What do you currently identify as the major areas of investment in your industry?

This year, we’ve seen cybersecurity become a top priority for every organization. It has ceased to be an ICT issue and is now a pressing item on the boardroom agenda. Senior leaders have realized that an attack doesn’t just mean loss of data and possible disruption to operations. It can also result in damage to the brand which over time is likely to have a far bigger negative impact on the bottom line. There’s also a growing awareness that the work from home model has opened up a new frontier of risk. The many Chief Information Security Officers we engage with are all telling us the same thing – they’re being actively called upon to identify ways in which their security posture can be strengthened. Finding funds in the budget for technologies that enable them to secure assets and react more rapidly to threats has ceased to be an issue.

What are the region specific challenges when implementing new technologies in APAC?

APAC is so vast and has such a rich and diverse cultural history, not to mention dozens of different languages. That means many different ways of doing business. A ‘one size fits all’ approach is impossible. As a vendor, it’s our job to engage with a broad spectrum of customers and channel partners – and deliver solutions that are appropriate for their budgets, and the business and regulatory environments they operate in. At times, that can be challenging but the rewards are there – the region offers enormous growth opportunities for companies that are genuinely prepared to invest time and resources in becoming a trusted partner.

What changes to your job role have you seen in the last year and how do you see these developing in the next 12 months?

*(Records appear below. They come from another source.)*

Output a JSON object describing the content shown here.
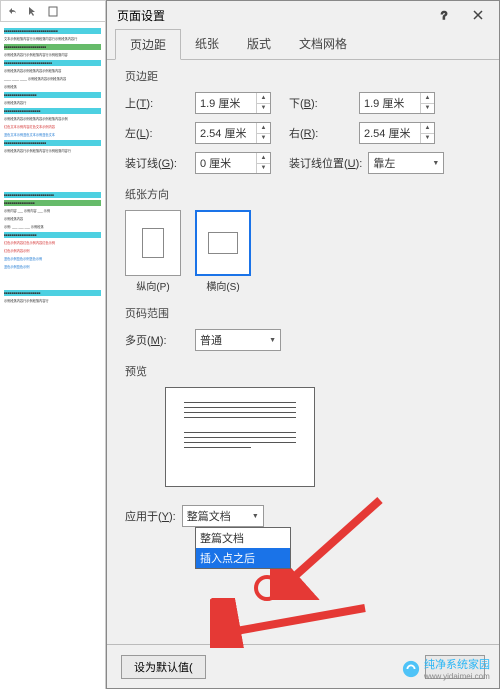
{
  "toolbar_icons": [
    "undo",
    "cursor",
    "clipboard"
  ],
  "dialog": {
    "title": "页面设置",
    "tabs": [
      "页边距",
      "纸张",
      "版式",
      "文档网格"
    ],
    "active_tab": 0,
    "margins": {
      "section": "页边距",
      "top_label": "上(T):",
      "top_value": "1.9 厘米",
      "bottom_label": "下(B):",
      "bottom_value": "1.9 厘米",
      "left_label": "左(L):",
      "left_value": "2.54 厘米",
      "right_label": "右(R):",
      "right_value": "2.54 厘米",
      "gutter_label": "装订线(G):",
      "gutter_value": "0 厘米",
      "gutter_pos_label": "装订线位置(U):",
      "gutter_pos_value": "靠左"
    },
    "orientation": {
      "section": "纸张方向",
      "portrait": "纵向(P)",
      "landscape": "横向(S)",
      "selected": "landscape"
    },
    "pages": {
      "section": "页码范围",
      "multi_label": "多页(M):",
      "multi_value": "普通"
    },
    "preview": {
      "section": "预览"
    },
    "apply": {
      "label": "应用于(Y):",
      "value": "整篇文档",
      "options": [
        "整篇文档",
        "插入点之后"
      ],
      "highlighted": 1
    },
    "footer": {
      "default_btn": "设为默认值("
    }
  },
  "watermark": {
    "text": "纯净系统家园",
    "url": "www.yidaimei.com"
  },
  "annotation_color": "#e53935"
}
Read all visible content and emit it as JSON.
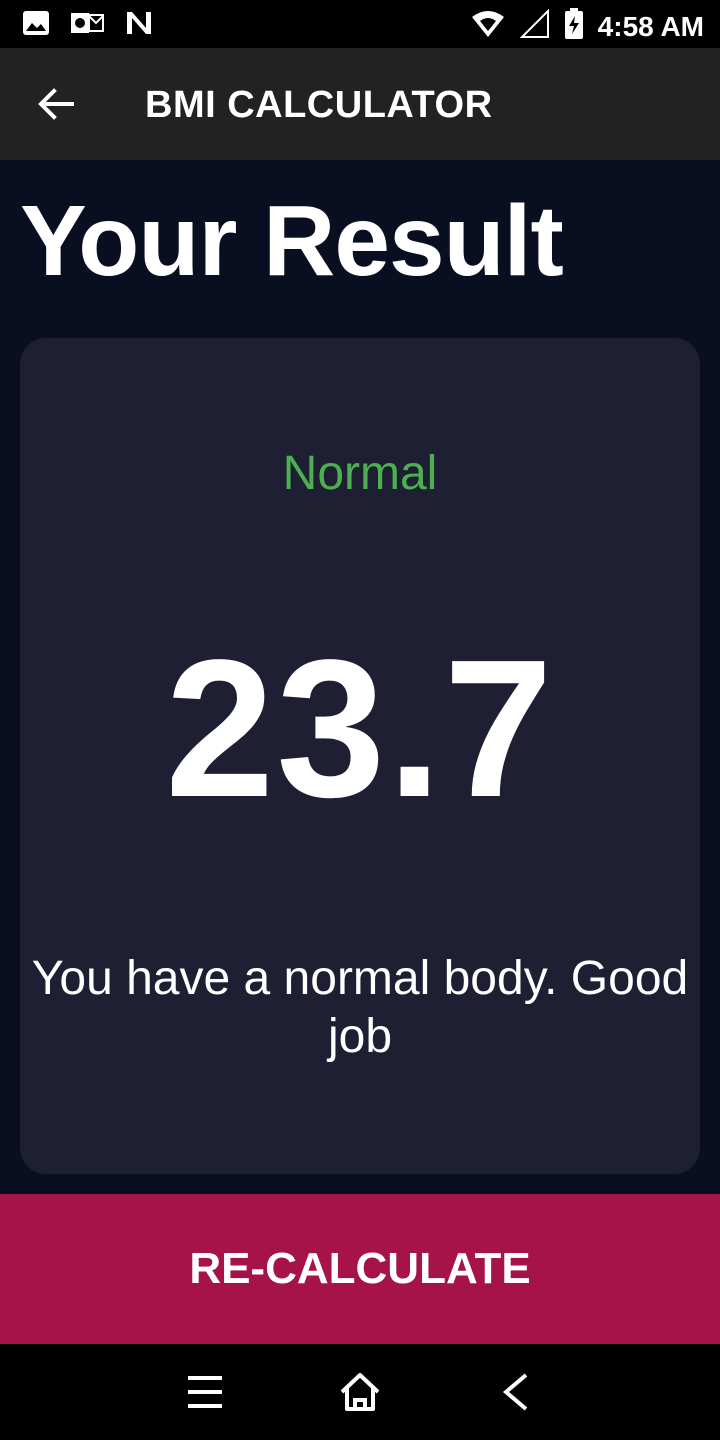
{
  "status_bar": {
    "time": "4:58 AM",
    "left_icons": [
      "image-icon",
      "outlook-icon",
      "n-icon"
    ],
    "right_icons": [
      "wifi-icon",
      "signal-icon",
      "battery-charging-icon"
    ]
  },
  "app_bar": {
    "title": "BMI CALCULATOR",
    "back_icon": "arrow-left-icon"
  },
  "page": {
    "title": "Your Result"
  },
  "result": {
    "category": "Normal",
    "bmi": "23.7",
    "message": "You have a normal body. Good job"
  },
  "actions": {
    "recalculate_label": "RE-CALCULATE"
  },
  "nav_bar": {
    "items": [
      "menu-icon",
      "home-icon",
      "back-icon"
    ]
  },
  "colors": {
    "background": "#0a0e21",
    "card": "#1e1f33",
    "category_green": "#4caf50",
    "button": "#a51348",
    "app_bar": "#222222"
  }
}
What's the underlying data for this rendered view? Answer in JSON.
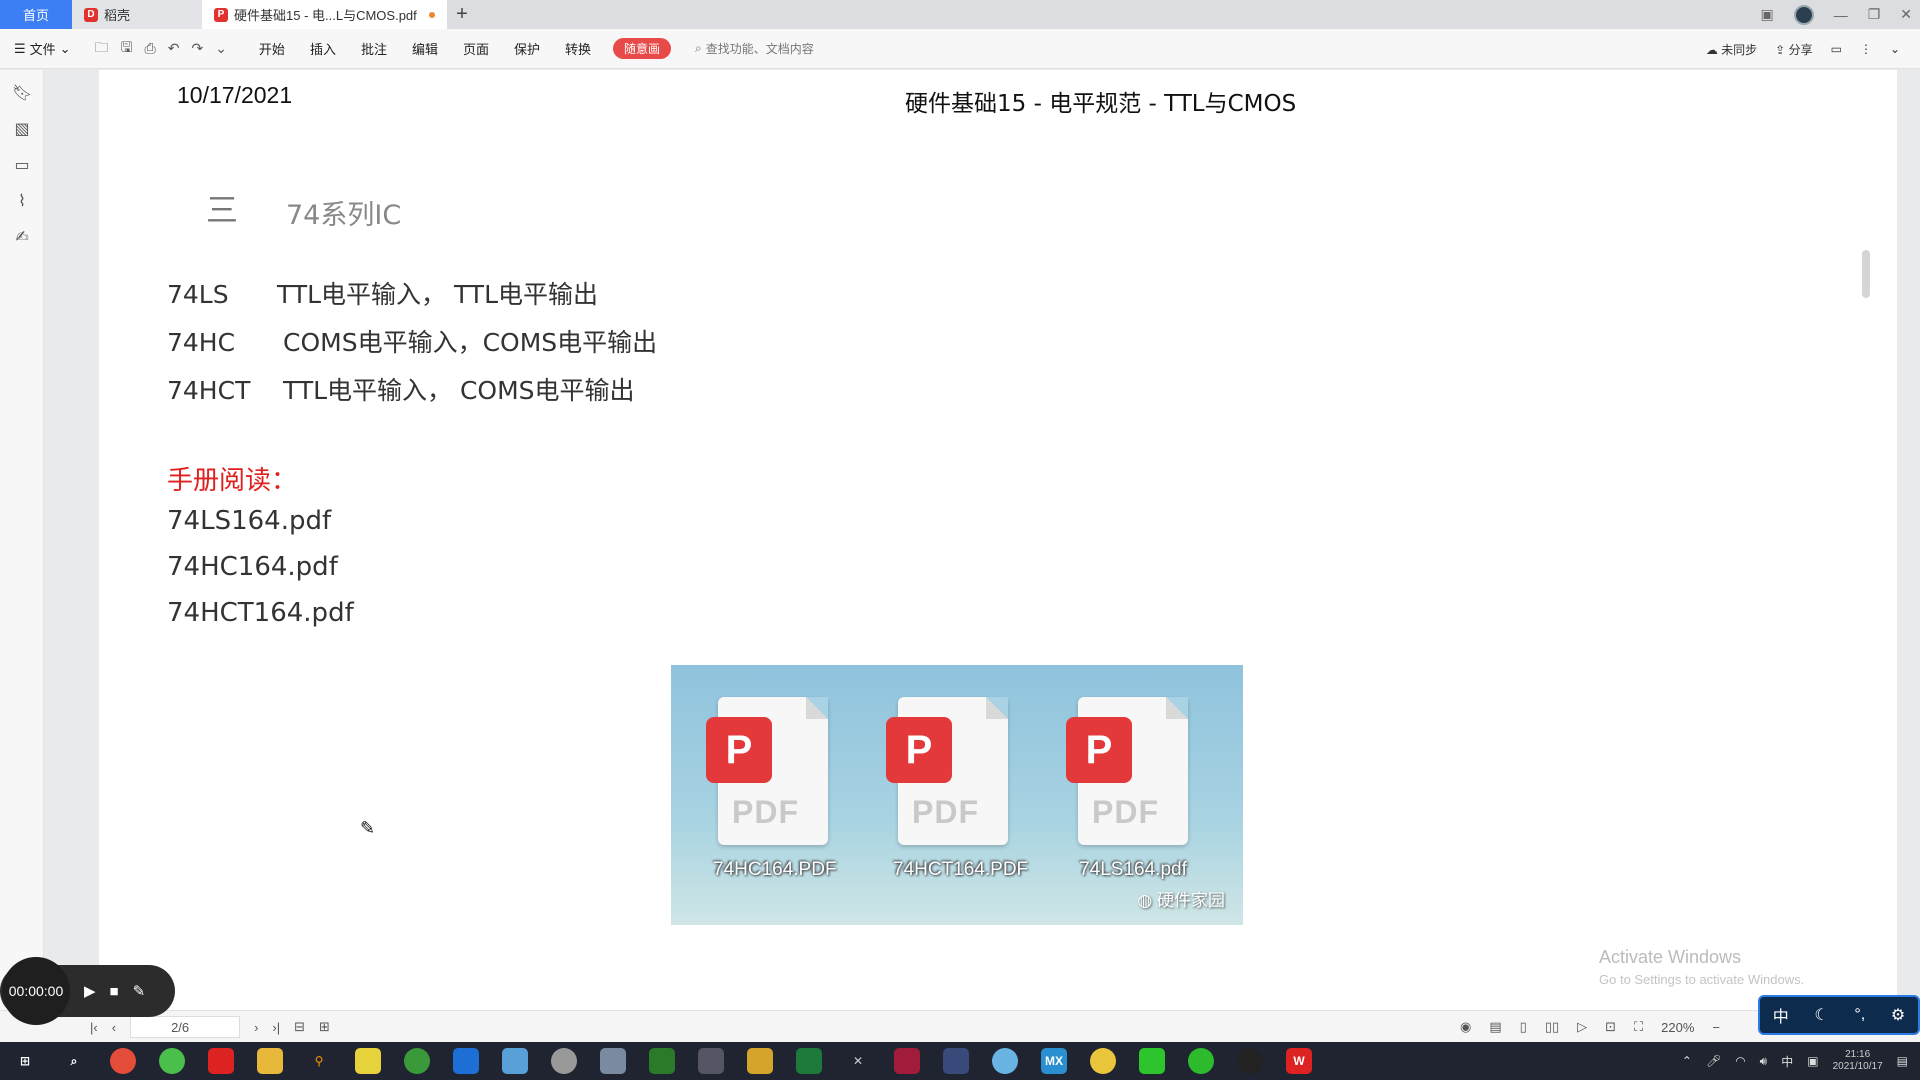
{
  "tabs": {
    "home": "首页",
    "tab2": "稻壳",
    "tab3": "硬件基础15 - 电...L与CMOS.pdf"
  },
  "toolbar": {
    "file": "文件",
    "menus": [
      "开始",
      "插入",
      "批注",
      "编辑",
      "页面",
      "保护",
      "转换"
    ],
    "pill": "随意画",
    "search_placeholder": "查找功能、文档内容",
    "sync": "未同步",
    "share": "分享"
  },
  "document": {
    "date": "10/17/2021",
    "title": "硬件基础15 - 电平规范 - TTL与CMOS",
    "section_marker": "三",
    "section_title": "74系列IC",
    "rows": [
      {
        "code": "74LS",
        "desc": "TTL电平输入， TTL电平输出"
      },
      {
        "code": "74HC",
        "desc": "COMS电平输入，COMS电平输出"
      },
      {
        "code": "74HCT",
        "desc": "TTL电平输入， COMS电平输出"
      }
    ],
    "manual_heading": "手册阅读：",
    "pdf_list": [
      "74LS164.pdf",
      "74HC164.pdf",
      "74HCT164.pdf"
    ],
    "image_files": [
      "74HC164.PDF",
      "74HCT164.PDF",
      "74LS164.pdf"
    ],
    "image_watermark": "硬件家园",
    "pdf_word": "PDF"
  },
  "overlay": {
    "activate_title": "Activate Windows",
    "activate_sub": "Go to Settings to activate Windows."
  },
  "statusbar": {
    "page": "2/6",
    "zoom": "220%"
  },
  "recorder": {
    "time": "00:00:00"
  },
  "ime": {
    "lang": "中"
  },
  "taskbar": {
    "time": "21:16",
    "date": "2021/10/17",
    "tray_lang": "中"
  }
}
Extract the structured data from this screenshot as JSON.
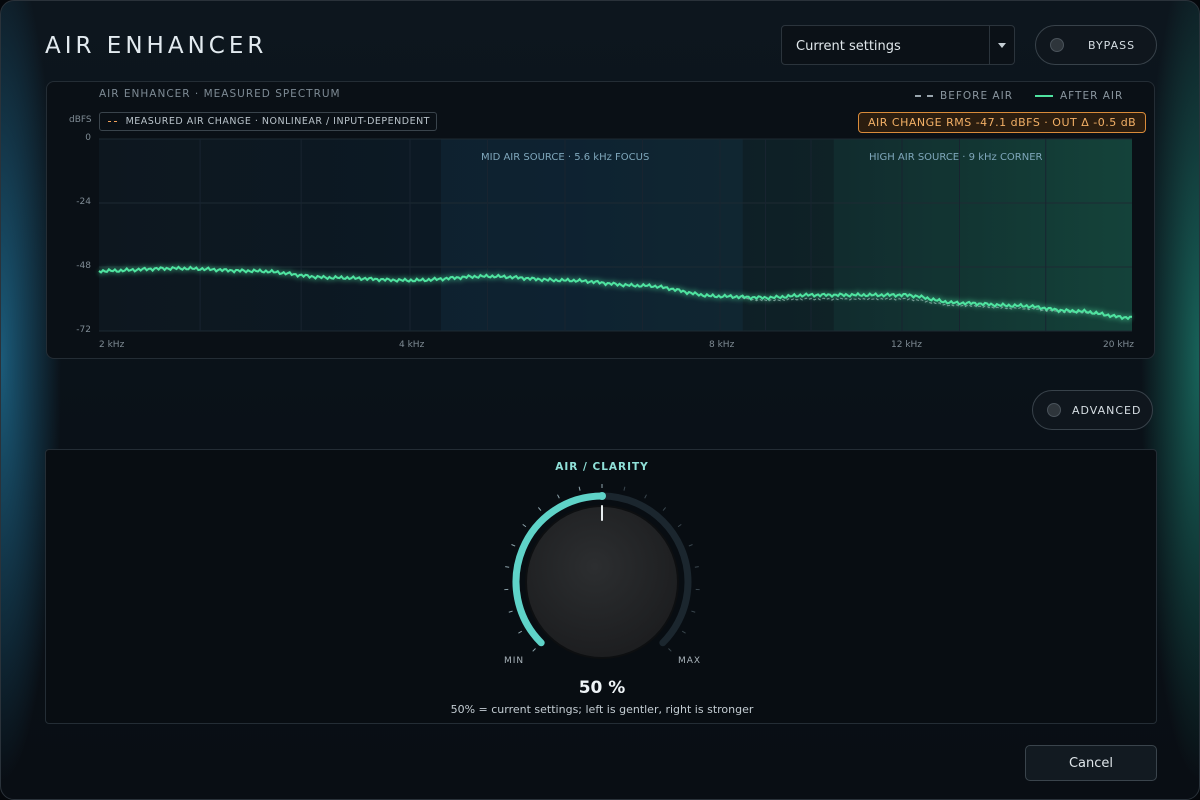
{
  "header": {
    "title": "AIR ENHANCER",
    "preset_value": "Current settings",
    "bypass_label": "BYPASS"
  },
  "spectrum": {
    "title": "AIR ENHANCER · MEASURED SPECTRUM",
    "legend_before": "BEFORE AIR",
    "legend_after": "AFTER AIR",
    "unit_label": "dBFS",
    "measured_tag": "MEASURED AIR CHANGE · NONLINEAR / INPUT-DEPENDENT",
    "rms_tag": "AIR CHANGE RMS -47.1 dBFS · OUT Δ -0.5 dB",
    "zone_mid": "MID AIR SOURCE · 5.6 kHz FOCUS",
    "zone_high": "HIGH AIR SOURCE · 9 kHz CORNER"
  },
  "chart_data": {
    "type": "line",
    "xlabel": "",
    "ylabel": "dBFS",
    "x_ticks": [
      "2 kHz",
      "4 kHz",
      "8 kHz",
      "12 kHz",
      "20 kHz"
    ],
    "y_ticks": [
      "0",
      "-24",
      "-48",
      "-72"
    ],
    "ylim": [
      -72,
      0
    ],
    "grid": true,
    "legend": "top-right",
    "colors": {
      "before": "#9aa6ae",
      "after": "#4fe3a0"
    },
    "series": [
      {
        "name": "BEFORE AIR",
        "x_khz": [
          2,
          2.5,
          3,
          3.5,
          4,
          5,
          6,
          7,
          8,
          9,
          10,
          12,
          14,
          16,
          18,
          20
        ],
        "values": [
          -49.5,
          -48.5,
          -49.5,
          -52,
          -53,
          -51.5,
          -53,
          -55,
          -59,
          -60.5,
          -60,
          -60,
          -62.5,
          -63.5,
          -65,
          -67
        ]
      },
      {
        "name": "AFTER AIR",
        "x_khz": [
          2,
          2.5,
          3,
          3.5,
          4,
          5,
          6,
          7,
          8,
          9,
          10,
          12,
          14,
          16,
          18,
          20
        ],
        "values": [
          -49.5,
          -48.5,
          -49.5,
          -52,
          -53,
          -51.5,
          -53,
          -55,
          -59,
          -59.5,
          -58.5,
          -58.5,
          -61.5,
          -62.5,
          -64.5,
          -67
        ]
      }
    ]
  },
  "advanced": {
    "label": "ADVANCED"
  },
  "knob": {
    "title": "AIR / CLARITY",
    "min_label": "MIN",
    "max_label": "MAX",
    "value_percent": 50,
    "value_text": "50 %",
    "hint": "50% = current settings; left is gentler, right is stronger",
    "accent": "#5fd3c8"
  },
  "footer": {
    "cancel_label": "Cancel"
  }
}
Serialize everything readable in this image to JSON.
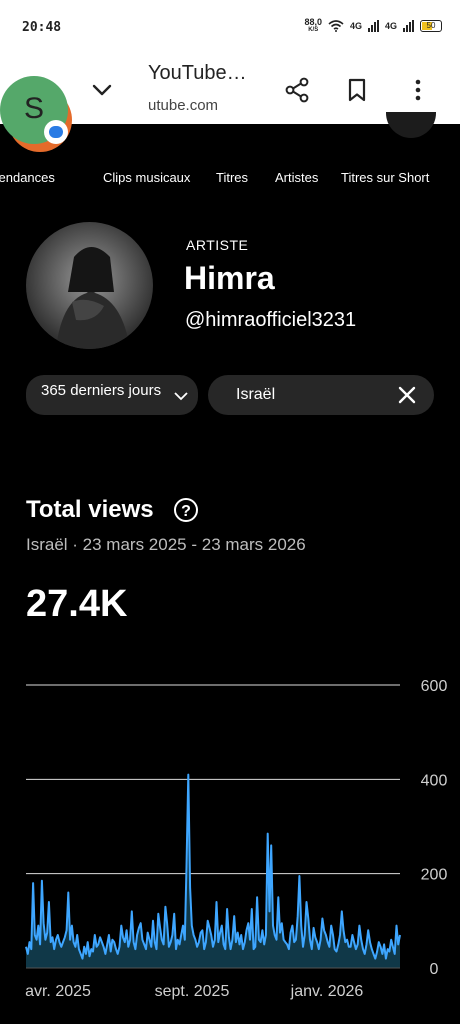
{
  "status_bar": {
    "time": "20:48",
    "speed": "88,0",
    "speed_unit": "K/S",
    "net1": "4G",
    "net2": "4G",
    "battery": "50"
  },
  "browser": {
    "title": "YouTube…",
    "url": "utube.com",
    "avatar_letter": "S"
  },
  "tabs": [
    "Tendances",
    "Clips musicaux",
    "Titres",
    "Artistes",
    "Titres sur Short"
  ],
  "artist": {
    "kicker": "ARTISTE",
    "name": "Himra",
    "handle": "@himraofficiel3231"
  },
  "filters": {
    "period": "365 derniers jours",
    "country": "Israël"
  },
  "total": {
    "title": "Total views",
    "range": "Israël · 23 mars 2025 - 23 mars 2026",
    "value": "27.4K"
  },
  "chart_data": {
    "type": "area",
    "x_tick_labels": [
      "avr. 2025",
      "sept. 2025",
      "janv. 2026"
    ],
    "y_ticks": [
      0,
      200,
      400,
      600
    ],
    "ylim": [
      0,
      600
    ],
    "x_range": [
      "2025-03-23",
      "2026-03-23"
    ],
    "grid": true,
    "line_color": "#3ea6ff",
    "fill_color": "#103848",
    "values": [
      45,
      30,
      55,
      40,
      180,
      70,
      60,
      90,
      50,
      185,
      95,
      60,
      75,
      140,
      55,
      65,
      40,
      60,
      70,
      55,
      45,
      55,
      65,
      80,
      160,
      60,
      90,
      55,
      45,
      70,
      40,
      30,
      20,
      45,
      30,
      55,
      25,
      40,
      35,
      70,
      45,
      50,
      65,
      55,
      45,
      30,
      50,
      70,
      35,
      60,
      55,
      40,
      30,
      45,
      90,
      65,
      55,
      80,
      45,
      60,
      120,
      55,
      40,
      70,
      85,
      95,
      60,
      50,
      40,
      75,
      60,
      45,
      100,
      55,
      40,
      115,
      85,
      60,
      50,
      130,
      95,
      45,
      55,
      70,
      115,
      40,
      60,
      50,
      70,
      90,
      60,
      215,
      410,
      170,
      90,
      70,
      60,
      45,
      55,
      75,
      80,
      40,
      55,
      100,
      85,
      70,
      45,
      60,
      140,
      55,
      75,
      90,
      50,
      40,
      125,
      65,
      40,
      60,
      110,
      55,
      75,
      50,
      70,
      40,
      55,
      80,
      95,
      60,
      125,
      40,
      45,
      150,
      60,
      55,
      80,
      50,
      70,
      285,
      120,
      260,
      90,
      70,
      60,
      150,
      75,
      95,
      60,
      55,
      50,
      40,
      75,
      90,
      55,
      60,
      110,
      195,
      90,
      45,
      70,
      140,
      105,
      60,
      40,
      85,
      65,
      55,
      40,
      60,
      105,
      80,
      70,
      55,
      45,
      90,
      70,
      40,
      35,
      50,
      70,
      120,
      80,
      55,
      60,
      45,
      45,
      70,
      55,
      40,
      50,
      90,
      60,
      40,
      30,
      50,
      80,
      55,
      40,
      30,
      20,
      35,
      55,
      45,
      30,
      50,
      20,
      40,
      35,
      60,
      45,
      30,
      90,
      50,
      70
    ]
  }
}
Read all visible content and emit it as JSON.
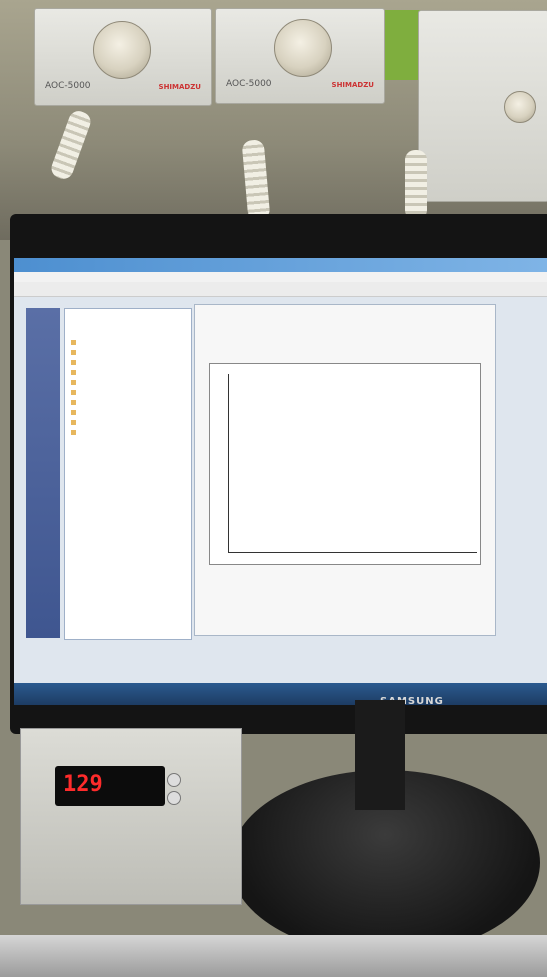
{
  "autosamplers": [
    {
      "label": "AOC-5000",
      "brand": "SHIMADZU"
    },
    {
      "label": "AOC-5000",
      "brand": "SHIMADZU"
    }
  ],
  "monitor": {
    "brand": "SAMSUNG"
  },
  "controller": {
    "display_value": "129"
  }
}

I joined ExtraHop early in 2020. ExtraHop is relatively new in APAC but with great growth potential in the region. Despite the challenges with COVID restrictions, the APAC team has passionately engaged customers and partners to increase brand awareness and solutions offering. The APAC region has risen to the occasion and become the fastest growth engine for the company.

What advice would you offer somebody aspiring to obtain a C-level position in your industry?

Other people’s experience can be incredibly valuable when you’re climbing the career ladder. A great mentor will help you avoid some of the common pitfalls and if they happen to be a leader in the organization where you’re working, you can count yourself doubly lucky. I’m also a big believer in positivity. Culture is created in the C-suite and being someone who inspires others and sets a great example will stand you in good stead, as you rise up the ranks. Most people prefer to work with, and for, someone who’s energetic and optimistic and has a vision for what they want to achieve.